The previous Coop place will become a new satellite showcase for South Nashville’s Modfellows Artwork Gallery commencing in February. This Saturday, the gallery will host Artwork Just cannot Appreciate You, a pop-up of new work from Colombia-centered creators structured by ZieherSmith. Participating artists contain: Esteban Ocampo Giraldo, Juan Uribe, Nicolas Bonilla Maldonado and Julian Burgos.  

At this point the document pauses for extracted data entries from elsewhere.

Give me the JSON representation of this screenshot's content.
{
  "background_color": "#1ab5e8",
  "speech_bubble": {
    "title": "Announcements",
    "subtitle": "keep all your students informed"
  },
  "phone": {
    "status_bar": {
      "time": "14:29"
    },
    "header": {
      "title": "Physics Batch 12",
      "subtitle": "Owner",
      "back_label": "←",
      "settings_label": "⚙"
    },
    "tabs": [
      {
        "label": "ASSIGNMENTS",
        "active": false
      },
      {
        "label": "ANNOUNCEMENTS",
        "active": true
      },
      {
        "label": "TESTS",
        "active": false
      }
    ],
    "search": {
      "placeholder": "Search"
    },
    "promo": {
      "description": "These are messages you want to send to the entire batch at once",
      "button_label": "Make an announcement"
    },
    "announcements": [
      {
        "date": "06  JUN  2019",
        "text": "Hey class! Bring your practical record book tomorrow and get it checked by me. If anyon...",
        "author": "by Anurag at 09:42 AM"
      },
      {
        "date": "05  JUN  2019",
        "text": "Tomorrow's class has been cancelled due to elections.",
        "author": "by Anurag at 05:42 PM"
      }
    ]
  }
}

Julia Martin Gallery will welcome artist Andy Ness on Saturday night time. Ness’ summary paintings function colorful mixtures of circles and traces — the in general influence reads like impractically expressive design drawing, and perhaps which is the issue. There is a thing intrinsically irreverent about these compositions of repeating designs and marks rendered with a free but under no circumstances lazy hand. Ness’ The Satellite exhibition is a great match for the Wedgewood-Houston gallery scene, and I’m predicting this won’t be the previous we see of Ness’ playful, unmistakable operate.






artKishaBlues6.jpg

“Kisha Blues #6,” Ashanté Kindle


East Nashville  

Interior/Exterior is a group exhibition at The Red Arrow Gallery that features work by half a dozen artists who all recognize as feminine, but generate varying expressions about gender identification and feminism. These themes can be compelling, but the explanation I read Ashanté Kindle’s artist assertion about elegance requirements and the “culture of hair” is mainly because her stunning monochrome-blue summary paintings are sumptuous feasts of texture and hue. The ubiquity of political, racial and sexual identity art would make for fashionable programming, but several artists get rid of the trees for the forest, crafting broad works with big messages, but lacking intensive, person signatures. Perform about id that even now manages to be special to an unique constantly stands out. See Lauren Gregory’s “Ol’ Splashy” animated video clip, or Tess Davies’ exquisitely flat-surfaced Hermetic interiors as examples. This exhibit at Purple Arrow also incorporates get the job done by Dana Oldfather, Reneesha McCoy, and Annie Brito Hodgin.